An Jin, on the other hand, was much more relaxed. When she had free time, she would stroll around the tribe like an old veteran inspecting the grounds.
Over the past three years, a period that felt both long and short, she had watched the tribe endure countless hardships and improve little by little, growing stronger and developing fearlessly through every storm.
It had grown from a poor little tribe of only a few dozen people into a large tribe of seven to eight hundred, becoming a formidable power in the valley.
Watching the buildings grow more numerous and taller, the livestock multiply, and the farmland expand...
An Jin’s heart was filled with a sense of accomplishment and pride.
She firmly believed that in the future, the Sheng’an Tribe would become an even more influential city.
After dinner, An Jin was strolling along the edge of the fields with Ling Hong when she noticed large piles of dried stalks from the previous year’s harvest stacked by the farmland.
A few Beastmen were setting these dry stalks on fire, burning them down to blackish-gray ash. They then scattered the ash into the soil, using it as fertilizer just as they did the cattle and sheep manure.
Though the Beastmen didn’t understand the scientific principles, they subconsciously knew that they and all plants were born of the earth, so it was only natural that they should return to it in death.
"AWOOO—!"
A few mournful howls in the night startled many of the Beastmen awake.

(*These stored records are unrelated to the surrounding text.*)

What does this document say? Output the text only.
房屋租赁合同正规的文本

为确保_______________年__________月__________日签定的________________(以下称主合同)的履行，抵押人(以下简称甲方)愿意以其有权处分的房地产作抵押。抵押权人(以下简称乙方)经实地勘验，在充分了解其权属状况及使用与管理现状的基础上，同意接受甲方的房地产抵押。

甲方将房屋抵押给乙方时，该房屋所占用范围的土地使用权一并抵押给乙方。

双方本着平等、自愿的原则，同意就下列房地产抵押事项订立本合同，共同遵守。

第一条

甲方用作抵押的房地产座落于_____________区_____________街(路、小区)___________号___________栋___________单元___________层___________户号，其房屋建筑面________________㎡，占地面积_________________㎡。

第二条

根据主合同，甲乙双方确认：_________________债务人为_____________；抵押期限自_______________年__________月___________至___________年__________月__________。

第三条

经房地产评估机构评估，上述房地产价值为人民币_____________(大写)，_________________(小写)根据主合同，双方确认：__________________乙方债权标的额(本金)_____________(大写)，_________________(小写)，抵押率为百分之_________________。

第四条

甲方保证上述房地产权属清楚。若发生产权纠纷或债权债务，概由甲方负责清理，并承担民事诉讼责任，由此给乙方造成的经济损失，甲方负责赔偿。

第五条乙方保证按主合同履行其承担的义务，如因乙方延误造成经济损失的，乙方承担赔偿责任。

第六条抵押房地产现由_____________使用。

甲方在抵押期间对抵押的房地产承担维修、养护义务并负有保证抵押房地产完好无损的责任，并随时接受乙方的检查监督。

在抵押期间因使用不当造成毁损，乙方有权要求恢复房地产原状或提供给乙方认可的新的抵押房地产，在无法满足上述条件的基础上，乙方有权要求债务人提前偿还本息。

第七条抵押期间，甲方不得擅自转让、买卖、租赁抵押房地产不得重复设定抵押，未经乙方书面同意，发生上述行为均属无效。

An Jin was also jolted from her warm covers by the noise. Her long hair fell messily over her shoulders, but she paid it no mind as she scrambled out from the coil of Gu Yin’s snake tail.
"What happened?" she asked urgently.
"HISS~"
Gu Yin was awake too. His upper body transformed into its human form, and he pulled her into his arms, resting his chin on her head. His red eyes glanced lazily out the window. "...Some wild beasts attacked the tribe’s livestock."
"What!"
An Jin cried out in alarm, "We have to go look! Everyone has been raising those cattle and sheep for so long! We just barely managed to tame them!"